There are better performance benchmarks that test the languages more specifically (e.g. implement RSA encryption from scratch). These web server benchmarks are testing frameworks like Vapour/Kitura, not just Swift in isolation

Wow, some of the Swift code they're comparing here is extremely non-optimal. The worst Swift result on the Swift/Go comparison is the regex-redux test. The implementation there is performing the work on a background Dispatch queue, which is the lowest possible priority for work. It's not at all surprising that it would be slow.

It's also calculating the full unicode grapheme count on the entire (very large) input by using input.count, and then passing that to NSRange as if it were a UTF-16 code point count, which is incorrect behavior that happens to work here because the input is all ASCII data.

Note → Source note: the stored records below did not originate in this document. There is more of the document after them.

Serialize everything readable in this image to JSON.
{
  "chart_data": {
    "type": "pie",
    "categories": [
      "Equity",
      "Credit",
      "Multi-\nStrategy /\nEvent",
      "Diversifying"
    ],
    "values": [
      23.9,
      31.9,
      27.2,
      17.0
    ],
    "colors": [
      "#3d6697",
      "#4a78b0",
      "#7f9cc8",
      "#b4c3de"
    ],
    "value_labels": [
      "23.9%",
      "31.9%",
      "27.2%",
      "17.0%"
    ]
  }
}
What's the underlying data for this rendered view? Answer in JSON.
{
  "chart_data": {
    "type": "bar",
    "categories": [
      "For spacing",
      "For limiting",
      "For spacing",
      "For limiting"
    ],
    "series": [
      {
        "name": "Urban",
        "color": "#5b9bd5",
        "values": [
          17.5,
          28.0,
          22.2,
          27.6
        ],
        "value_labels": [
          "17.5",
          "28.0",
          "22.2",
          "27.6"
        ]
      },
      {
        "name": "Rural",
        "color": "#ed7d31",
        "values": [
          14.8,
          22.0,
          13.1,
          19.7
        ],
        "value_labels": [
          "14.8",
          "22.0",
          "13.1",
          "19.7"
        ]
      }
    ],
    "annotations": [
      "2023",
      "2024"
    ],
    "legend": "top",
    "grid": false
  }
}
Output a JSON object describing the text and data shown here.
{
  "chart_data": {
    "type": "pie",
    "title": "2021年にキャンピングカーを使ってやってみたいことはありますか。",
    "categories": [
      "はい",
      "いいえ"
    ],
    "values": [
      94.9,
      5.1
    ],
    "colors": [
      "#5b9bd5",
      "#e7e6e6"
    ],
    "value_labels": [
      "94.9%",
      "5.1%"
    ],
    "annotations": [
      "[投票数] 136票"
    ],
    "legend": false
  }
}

And it's unnecessary work anyway.

I'm always happy to see Swift performance improve, but the particular benchmarks here are nothing like a fair comparison.


regex-redux is also going to remain a worst case scenario for Swift unless and until we do some sort of native regular expression support. ICU's regex support (which underpins NSRegularExpression) isn't the fastest, but more importantly it operates on UTF16, which means bridging and transcoding when starting from Swift*.

But yeah, putting it on a background queue is baffling.

*though hopefully we're hitting all the ASCII fast paths in the bridging code. If not, that's a bug I should fix.


I used the background queue because when I didn't the performance was similar to the last Swift program on the benchmark list (I don't understand why). As a Java user, looking to move to Swift, I am desperate for someone to submit a much faster implementation (so I can learn from it). But I can't move to Swift if my text processing routines don't at least match Java's performance. I'm glad to know that people on the team are thinking about the problem and I'm certain that when it becomes a priority (I know text processing isn't as important as iOS development) I'll be able to reap the benefits.

Apart from the potential correctness issues here (full Unicode text processing vs UTF-16 processing) - required or not - Micro benchmarks involving GC languages are always a little weird, because they won't usually hit the GC.

P.S.: FileHandle.standardInput.readDataToEndOfFile, maybe just change that to Data(contentsOfFile:), probably a little faster.


I considered submitting an improved implementation, but the documentation on the website seems to suggest it isn’t regularly being updated anymore. Is that incorrect?

They are still active. Submissions are accepted on their GitLab.